It depends on which shit-weasel was going to end up running the region.
First of all, Rosenberg didn't know shit from apple butter when it came to the Caucasus. He was a Baltic-German, and while he could wax poetic about personal experiences in "The East," he really could only speak to the Baltics as a half-ass expert. But there were Nazi Party Caucasus-Germans with real life experience in the region and some of them were in position of power and could effect policy on some pretty scary results.
The other thing, nobody in the Nazi Government took Alfred Rosenberg seriously after a while. He had the unerring ability to piss off everyone around him, including those who professed to share his worldview, but different people had different time-limits of being able to deal with him. Some could not stand him after meeting him in five minutes, other had the patience to last five years. Hitler was in the latter category. And Hitler was prone to monologuing about everything and anything as the mood struck him. Some monologues were consistent. Others were contradictory. Which meant Hitler's views were only translated into actual policy if someone bothered to write it down and then pass the message along if suited their interests. That was the truly terrifying effective power of Bormann, jotting down all these Hitler after-belches and then showing some of them as Hitler's Official Government Policy to functionaries with Hitler nodding it through.

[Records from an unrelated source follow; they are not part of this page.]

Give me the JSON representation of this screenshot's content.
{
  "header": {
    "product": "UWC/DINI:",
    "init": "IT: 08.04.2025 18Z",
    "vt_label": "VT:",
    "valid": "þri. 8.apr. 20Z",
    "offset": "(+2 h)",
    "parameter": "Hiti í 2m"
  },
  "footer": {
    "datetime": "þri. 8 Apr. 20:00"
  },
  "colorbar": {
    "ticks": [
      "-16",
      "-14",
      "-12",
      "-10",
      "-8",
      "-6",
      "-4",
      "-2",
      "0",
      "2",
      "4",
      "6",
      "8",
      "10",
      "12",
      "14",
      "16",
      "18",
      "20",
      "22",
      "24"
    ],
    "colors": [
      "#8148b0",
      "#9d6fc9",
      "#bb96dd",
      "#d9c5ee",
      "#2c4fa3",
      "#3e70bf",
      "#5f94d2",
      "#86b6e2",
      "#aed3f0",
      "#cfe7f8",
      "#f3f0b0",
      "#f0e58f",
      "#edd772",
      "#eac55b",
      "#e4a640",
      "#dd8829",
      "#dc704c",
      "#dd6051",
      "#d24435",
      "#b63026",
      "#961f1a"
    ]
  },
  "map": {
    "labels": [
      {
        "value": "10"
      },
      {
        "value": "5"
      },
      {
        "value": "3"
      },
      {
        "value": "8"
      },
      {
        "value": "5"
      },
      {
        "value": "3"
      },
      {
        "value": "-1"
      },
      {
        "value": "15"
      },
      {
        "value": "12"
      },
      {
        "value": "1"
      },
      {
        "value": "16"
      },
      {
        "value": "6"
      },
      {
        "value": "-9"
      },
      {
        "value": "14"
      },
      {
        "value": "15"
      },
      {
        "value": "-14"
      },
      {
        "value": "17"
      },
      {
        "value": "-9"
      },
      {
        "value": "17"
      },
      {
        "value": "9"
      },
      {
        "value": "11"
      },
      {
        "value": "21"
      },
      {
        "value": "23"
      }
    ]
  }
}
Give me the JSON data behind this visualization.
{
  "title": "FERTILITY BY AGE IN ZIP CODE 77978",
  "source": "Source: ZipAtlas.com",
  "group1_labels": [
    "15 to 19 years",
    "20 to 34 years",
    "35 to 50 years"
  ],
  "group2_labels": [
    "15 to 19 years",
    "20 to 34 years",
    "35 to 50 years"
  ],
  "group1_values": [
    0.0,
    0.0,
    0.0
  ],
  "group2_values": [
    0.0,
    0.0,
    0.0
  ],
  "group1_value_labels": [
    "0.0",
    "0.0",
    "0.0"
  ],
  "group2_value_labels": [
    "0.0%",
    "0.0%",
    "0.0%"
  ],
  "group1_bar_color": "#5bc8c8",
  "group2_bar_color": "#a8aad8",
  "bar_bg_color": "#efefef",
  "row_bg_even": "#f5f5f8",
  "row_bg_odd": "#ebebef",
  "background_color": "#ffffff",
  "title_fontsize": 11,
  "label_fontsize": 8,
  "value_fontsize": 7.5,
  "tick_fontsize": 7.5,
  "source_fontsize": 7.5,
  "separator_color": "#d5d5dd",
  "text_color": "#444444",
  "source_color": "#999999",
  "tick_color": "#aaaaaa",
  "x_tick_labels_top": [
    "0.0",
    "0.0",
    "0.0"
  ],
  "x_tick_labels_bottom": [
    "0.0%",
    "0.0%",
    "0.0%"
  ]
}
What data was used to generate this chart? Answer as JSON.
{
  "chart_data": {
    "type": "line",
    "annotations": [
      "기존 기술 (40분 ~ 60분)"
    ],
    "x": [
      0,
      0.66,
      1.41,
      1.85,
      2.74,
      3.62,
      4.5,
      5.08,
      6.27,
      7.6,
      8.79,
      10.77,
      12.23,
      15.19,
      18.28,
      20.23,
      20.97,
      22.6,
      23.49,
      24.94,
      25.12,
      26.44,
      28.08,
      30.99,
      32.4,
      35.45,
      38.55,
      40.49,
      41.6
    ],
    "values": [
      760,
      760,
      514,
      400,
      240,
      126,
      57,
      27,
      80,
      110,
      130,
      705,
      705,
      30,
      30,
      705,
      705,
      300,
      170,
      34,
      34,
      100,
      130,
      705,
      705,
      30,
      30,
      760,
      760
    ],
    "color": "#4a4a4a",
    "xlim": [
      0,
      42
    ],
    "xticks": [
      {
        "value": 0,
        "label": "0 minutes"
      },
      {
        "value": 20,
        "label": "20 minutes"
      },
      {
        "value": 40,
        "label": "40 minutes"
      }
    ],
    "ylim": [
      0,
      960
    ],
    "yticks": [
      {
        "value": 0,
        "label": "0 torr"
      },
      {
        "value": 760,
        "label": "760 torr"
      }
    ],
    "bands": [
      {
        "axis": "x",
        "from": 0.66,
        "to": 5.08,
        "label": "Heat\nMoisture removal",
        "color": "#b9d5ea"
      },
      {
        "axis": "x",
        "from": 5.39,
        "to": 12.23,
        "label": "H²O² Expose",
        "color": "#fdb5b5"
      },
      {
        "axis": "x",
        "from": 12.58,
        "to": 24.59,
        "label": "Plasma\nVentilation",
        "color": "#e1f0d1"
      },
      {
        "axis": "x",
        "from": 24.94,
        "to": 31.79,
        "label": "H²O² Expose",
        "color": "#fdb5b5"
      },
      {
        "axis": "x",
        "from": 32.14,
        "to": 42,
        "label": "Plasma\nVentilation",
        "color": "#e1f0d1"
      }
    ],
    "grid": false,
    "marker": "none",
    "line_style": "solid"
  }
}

Add to this witch's brew of awful: SS and the Army. There is no way Himmler, pedantic and myopic as he was, would not see the potential to exploit a region with oil in it. And also, bright boys in the Army would have wanted a say, and as the Victorious German Army Fighting the Greatest War the German People Have Ever Seen, they would had a say. How much? Well, that's also debatable.
The unsatisfying answer is that "I don't know," but I would not read too much into Rosenberg. Hitler certainly didn't.